For Margao born Sharma on the other hand this was an opportunity to return to her roots. A performing artist and research-scholar in Somatic Education and Transformative Creative Practice, Sharma admits that although she lived in different parts of the country and in New York, Goa always stayed with her. “ For me this is an opportunity to get back to Goa as a new person with new eyes and to revisit and to fortify my memories,” she says. “ While the older generation here in Goa were much more rooted to the culture, we, the younger generation perhaps owning to lack of time, don't completely register the stories of the land the way the older folks used to and thus don't understand Goa completely.” However, she believes that although the younger generation is not much exposed to this, the moment they delve into this area, a lot of things about the culture open up as has been her experience.

Through this performance, Sharma states that this is a way of learning about the objects and culture in a different way. “ When you go to a museum you only learn about what the object is and where it came from. You don't experience the object- the wear and tear of the rubber, why it was created etc. But through this performance we want to experience the objects differently without the conditional experiences and see what new places it can take us,” she says.

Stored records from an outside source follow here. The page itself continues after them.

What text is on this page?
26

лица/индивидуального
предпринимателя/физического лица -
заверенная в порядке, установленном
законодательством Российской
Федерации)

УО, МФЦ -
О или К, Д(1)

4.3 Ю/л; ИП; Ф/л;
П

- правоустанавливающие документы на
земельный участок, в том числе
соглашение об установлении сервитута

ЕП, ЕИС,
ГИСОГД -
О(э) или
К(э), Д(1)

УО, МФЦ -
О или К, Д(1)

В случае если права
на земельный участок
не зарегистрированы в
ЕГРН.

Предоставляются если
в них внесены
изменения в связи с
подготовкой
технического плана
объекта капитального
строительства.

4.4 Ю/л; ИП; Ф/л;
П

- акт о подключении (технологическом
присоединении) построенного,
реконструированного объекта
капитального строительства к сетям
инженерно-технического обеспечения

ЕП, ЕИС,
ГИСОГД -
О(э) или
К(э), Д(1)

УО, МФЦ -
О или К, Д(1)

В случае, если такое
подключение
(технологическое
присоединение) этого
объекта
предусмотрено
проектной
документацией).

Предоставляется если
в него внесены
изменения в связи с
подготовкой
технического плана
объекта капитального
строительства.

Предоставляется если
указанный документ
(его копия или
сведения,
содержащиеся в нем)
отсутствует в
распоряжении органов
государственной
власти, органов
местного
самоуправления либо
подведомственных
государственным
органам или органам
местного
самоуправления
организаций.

By having this performance in a musuem instead of a set stage also allows for less rigidity and more freedom of expression.At the same time, the artists want the audience to contribute to the performance as well. “ There will be musical instruments placed which members of the audience can pick up and play. This tune comes from the soul and history of the being and is this important in ur research,” says Nima. “ They can also read some text and thus lend their voice to our research. In this way they will be living inside our work.”

Through this performance, they also want to promote the possibility of taking dance beyond just being a mode of entertaiment to a practice in research where the meaning is acquired through empathetic understanding rather than through words and music.

We want to show that dance is a language through which we can see and understand the world. Thus the performance is not about entertainment. We want it to evoke questions and so after every performance we will be having a Q and A session,” say Nima, adding that this is the first time that they are doing something like this. “We are taking a risk here by showing a research that is still in practice and still raw rather than a thoroughly researched planned performance,” says Sharma. “But at the same time we believe that this vulnerability will help the audience to open up to us in a new way.”